Re-engage is the only UK charity aiming to end loneliness for those aged 75 and over. They say men are outnumbered at their specially organised tea parties by five to one. Jenny Willott, the chief executive of Re-engage, shares: “The level of loneliness among older people is quite shocking. Some of them rarely leave their homes or speak to anyone. In fact, some say their existence is just like being in prison. You can appreciate the scale of the problem when 100 older people are referred to us every week.”
Ian Sinclair is an eloquent and engaging 85-year-old who lives in Lanarkshire, Scotland. “I lost my wife, Chris, 12 years ago; we were married 45 years,” he says. “It was so strange after she went, walking through the front door and realising I wouldn’t see her. Having a routine helped, but if I ever found myself with nothing to do, I’d mope around, often talking to her in my head. I still turn over in bed and think, ‘Don’t disturb Chris’, but of course, she’s not there. Through Re-engage I joined a group who meet up once a month for a tea party at a host’s house. It gives me something to look forward to and the social interaction helps me to feel connected. We laugh and share our news. I always come back home feeling more upbeat. It’s good to have company.”
“I started a new job in a new town, and I had no friends,” recalls Kate Turner, 48. I was stressed and lonely, but forever walking around with a smile on my face, pretending everything was okay. Within two months I was covered in scaly, itchy psoriasis. I looked like I had extreme sunburn. When I went to my GP she said the flare-up was related to my anxiety. I broke down in her surgery and told her how lonely I felt. It was such a relief saying it out loud.”
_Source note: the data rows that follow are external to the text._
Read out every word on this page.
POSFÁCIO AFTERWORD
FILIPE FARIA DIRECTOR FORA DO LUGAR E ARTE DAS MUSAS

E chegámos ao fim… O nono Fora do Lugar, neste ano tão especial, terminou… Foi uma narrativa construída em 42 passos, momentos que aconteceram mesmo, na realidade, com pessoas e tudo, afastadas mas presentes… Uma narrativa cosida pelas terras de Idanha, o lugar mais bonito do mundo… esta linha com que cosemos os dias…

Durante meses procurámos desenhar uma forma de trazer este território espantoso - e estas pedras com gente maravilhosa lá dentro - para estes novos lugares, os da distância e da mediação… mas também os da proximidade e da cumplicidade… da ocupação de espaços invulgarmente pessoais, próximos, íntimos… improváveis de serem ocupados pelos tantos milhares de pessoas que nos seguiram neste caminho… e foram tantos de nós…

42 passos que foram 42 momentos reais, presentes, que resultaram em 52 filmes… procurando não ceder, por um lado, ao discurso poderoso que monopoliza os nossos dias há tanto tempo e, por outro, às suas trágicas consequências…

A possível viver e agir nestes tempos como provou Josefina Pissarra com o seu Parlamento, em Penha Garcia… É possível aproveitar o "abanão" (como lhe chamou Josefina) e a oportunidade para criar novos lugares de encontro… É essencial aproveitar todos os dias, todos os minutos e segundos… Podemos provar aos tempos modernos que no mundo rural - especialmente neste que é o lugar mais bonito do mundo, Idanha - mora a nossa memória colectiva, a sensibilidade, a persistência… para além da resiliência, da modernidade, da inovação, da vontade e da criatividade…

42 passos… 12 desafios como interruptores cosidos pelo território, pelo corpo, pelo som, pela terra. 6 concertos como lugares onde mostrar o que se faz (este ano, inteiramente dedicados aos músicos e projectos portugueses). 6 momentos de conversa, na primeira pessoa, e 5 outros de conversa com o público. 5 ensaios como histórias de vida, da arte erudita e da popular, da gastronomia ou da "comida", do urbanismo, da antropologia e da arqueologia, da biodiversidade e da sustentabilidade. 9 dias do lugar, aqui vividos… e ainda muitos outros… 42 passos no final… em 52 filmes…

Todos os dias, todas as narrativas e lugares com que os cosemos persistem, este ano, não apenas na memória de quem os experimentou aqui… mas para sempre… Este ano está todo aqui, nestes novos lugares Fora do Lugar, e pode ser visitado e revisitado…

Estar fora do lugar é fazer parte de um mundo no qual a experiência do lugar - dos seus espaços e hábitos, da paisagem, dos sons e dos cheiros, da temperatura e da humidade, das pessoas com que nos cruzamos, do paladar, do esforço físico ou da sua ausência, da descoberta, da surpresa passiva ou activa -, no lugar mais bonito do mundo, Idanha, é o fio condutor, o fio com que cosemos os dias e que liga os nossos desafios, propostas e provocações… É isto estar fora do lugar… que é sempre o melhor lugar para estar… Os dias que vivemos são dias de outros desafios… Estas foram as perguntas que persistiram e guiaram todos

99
On a very basic level, being with others means someone is watching out for us. Family and friends will remind us to take a tablet, they might notice something untoward going on in our bodies, they help us recover after illness.
Thibo David, a performance fitness coach, endorses the importance of connection: “Studies reveal that chronic loneliness can lead to increased inflammation, high blood pressure, and accelerated ageing. According to research, prolonged social isolation can be as harmful to health as smoking 15 cigarettes a day, significantly increasing the risk of heart disease, stroke, and early mortality.
“Other studies show that spending time with grandchildren can notably benefit grandparents’ brain function, overall mood and longevity. Dopamine, a neurotransmitter central to the brain’s reward system, is released during pleasurable activities, reinforcing positive behaviours and strengthening social bonds. In the Blue Zone (regions known for a healthier, longer life) the strong sense of community plays a crucial role in wellbeing. The bottom line is, we need people to help us be our best selves.”